It’s been a struggle the last several days to think positively about my writing goals. Yes, we are only eighteen days into 2016. I expect my blog will have lots of highs and lows expressed here.
Today at work we did an exercise where you share your goals and whatnot with your coworkers, and one question was “What’s holding you back?” or something along those lines. Well, really, it’s me. I’m holding myself back, and simultaneously motivating myself and tearing myself down is exhausting.
Part of this is because I’ve actually talked to people about writing. This is wonderful! This is great! I’m trying to tell my introversion to chill out and share my passions with people I work with, and friends and acquaintances online. Co-workers have asked to read the project I’m currently focused on, and others have offered to look at parts of it for me. They ask how my writing is going, and if I’ve written, what I’ve written. I’m incredibly touched by this, but also scared, because the things we create can feel so private and personal, and once you share something it’s out there forever, even if you only share with one person. It’s not just yours anymore. It is uplifting and intimidating that people are interested in what I’m doing.
This is where the second part of my struggle comes in, because I start being mean to myself. “You’ll never be as good as all your favorite authors, so why are you even trying? Why are you still putting words together when they’ll all a pile of crap? You suck at description, and your pacing is terrible, so you might as well give up. You are never going to be as good as any other writer you know, so just stop and save yourself the time and frustration.”
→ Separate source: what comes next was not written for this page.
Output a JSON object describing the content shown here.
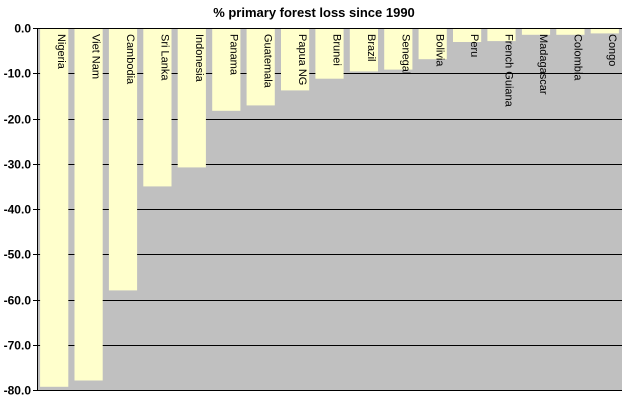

It is a horrible mindset, and one I find myself in frequently. When I get like this, I remind myself that stories happen in stages. My current pass through it will not be the final one. I can go back and work more on the description and fill it in after I’ve made a more structured first draft. I know that I will go through the revision process a few more times, and that my first attempt is not supposed to create a flawless, beautiful shining product. I know this, and yet I expect this of myself, because I want to tell stories and move people the way I’ve been moved by my favorite stories.
I need to take my own advice and stop comparing myself to others.